Career Resources. These are free to all members. Go to www.acs.org/careers for information.

• ACS Career Consultants. If you need someone to offer advice or give an unbiased opinion, ACS career consultants are trained ACS members who volunteer their time to help with résumés, interviews, job searches, and negotiating offers.

• InterviewStream. This online tool lets members practice answering interview questions and uses a webcam to record responses. Your recordings can then be viewed online, sent to a career consultant for constructive criticism, or posted online for potential employers to see.

• ACS Salary Comparator.
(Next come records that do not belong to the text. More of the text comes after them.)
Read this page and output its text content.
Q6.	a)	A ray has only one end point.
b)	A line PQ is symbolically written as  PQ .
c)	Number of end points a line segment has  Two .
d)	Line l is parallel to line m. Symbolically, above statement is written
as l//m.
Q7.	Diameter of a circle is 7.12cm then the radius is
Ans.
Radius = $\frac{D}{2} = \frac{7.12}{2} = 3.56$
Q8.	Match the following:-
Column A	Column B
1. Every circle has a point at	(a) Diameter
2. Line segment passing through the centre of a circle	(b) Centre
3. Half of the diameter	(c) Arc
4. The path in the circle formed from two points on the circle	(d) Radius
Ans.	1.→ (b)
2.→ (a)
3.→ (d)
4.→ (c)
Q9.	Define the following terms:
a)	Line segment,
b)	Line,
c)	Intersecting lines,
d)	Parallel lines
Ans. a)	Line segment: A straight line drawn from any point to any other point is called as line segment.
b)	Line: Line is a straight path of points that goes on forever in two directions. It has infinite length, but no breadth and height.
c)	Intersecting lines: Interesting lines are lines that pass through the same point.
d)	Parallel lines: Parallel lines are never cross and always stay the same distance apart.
When the time comes to negotiate your next job offer, this tool provides valuable data on median salaries and can help frame your negotiations.

• ACS Network. To reach a wider audience, sign up for the society's social network at www.acs.org/network. When you join, you can search for colleagues with similar interests, join discussions, and ask questions—all online.

• Additional resources. Listen to monthly Careers Industry Forum teleconferences and read the weekly "ACS Careers Blog."

If you're unemployed, it is not a good time to drop your ACS membership. If anything, it is a time to become even more involved, leverage all your resources, and find that next perfect opportunity.

And it's not a bad idea to take advantage of these services while you are employed. Preparation is the best defense, and ACS is the place to prepare yourself to be the best chemist you can be.

With regard to my retirement, I volunteered to retire after an incredible 35-year career at Dow Corning. I am now a scientist emeritus with the company, and I'm looking at the products and services that ACS offers as I plan the next phase of my career. I will be looking for you online and at our meetings.